Le projet de réinsertion de Marc Dutroux, 56 ans, a été jugé non crédible sur plusieurs points: absence de projet professionnel sérieux --il souhaite devenir plombier ou carrossier indépendant-- et de lieu d'hébergement potentiel, risque d'importuner ses victimes et leurs familles et danger de récidive.

La mère de Marc Dutroux, avec qui il n'a plus de contacts, s'est par ailleurs fermement opposée lundi à toute remise en liberté de son fils. "Je n'ai pas la moindre envie de le savoir en liberté ! C'est un récidiviste dans l'âme, il l'a d'ailleurs déjà prouvé tout au long de sa vie", a-t-elle déclaré à l'hebdomadaire Le Soir Magazine.

Actuellement écroué à Nivelles, au sud de Bruxelles, Marc Dutroux pourra introduire une demande de libération conditionnelle fin avril, au moment où il aura purgé effectivement un tiers de sa peine (assimilée à 45 ans), détention préventive comprise.

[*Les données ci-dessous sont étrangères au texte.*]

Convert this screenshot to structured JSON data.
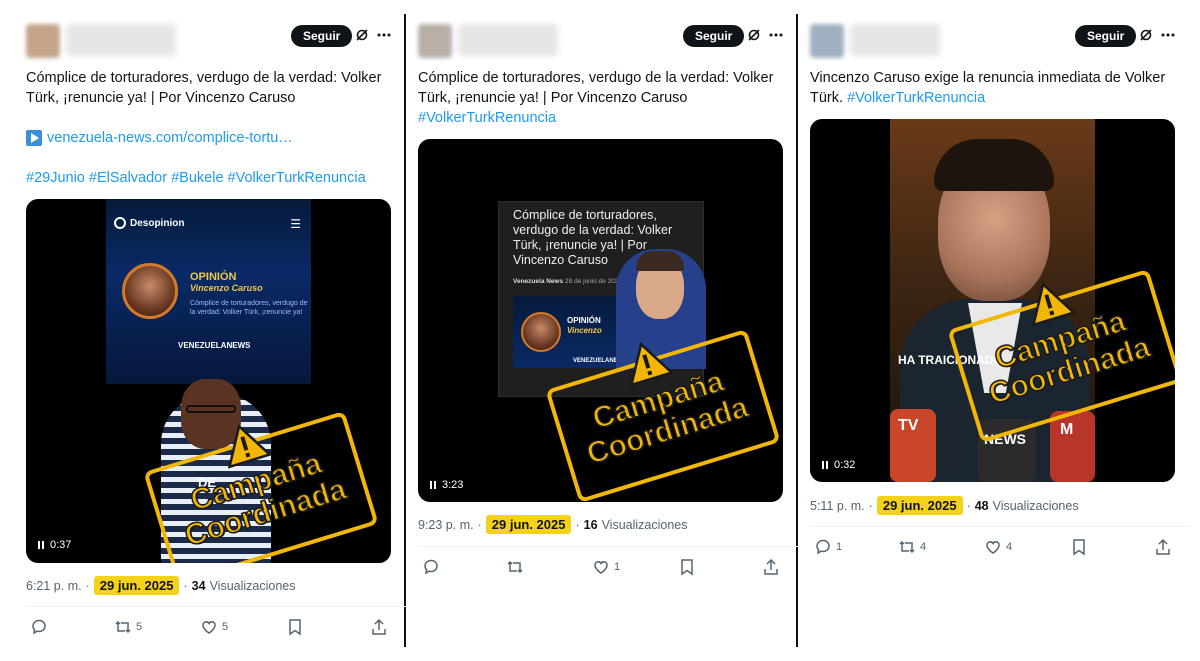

Là encore, les observateurs belges estiment tous qu'ils n'a pratiquement aucune chance d'obtenir libération, pourtant accordée en août à son ex-femme et complice Michelle Martin, qui vit depuis lors dans un monastère de la région de Namur.

afp/pym

Une affaire qui a traumatisé la Belgique

L'ancien électricien de Charleroi a été condamné en juin 2004 à la réclusion à perpétuité pour l'enlèvement, la séquestration et le viol, entre juin 1995 et août 1996, de six fillettes et adolescentes belges, ainsi que de la mort de quatre d'entre elles.

Plus de 15 ans après les faits, l'opinion belge reste traumatisée par cette affaire criminelle, la pire de l'histoire du royaume.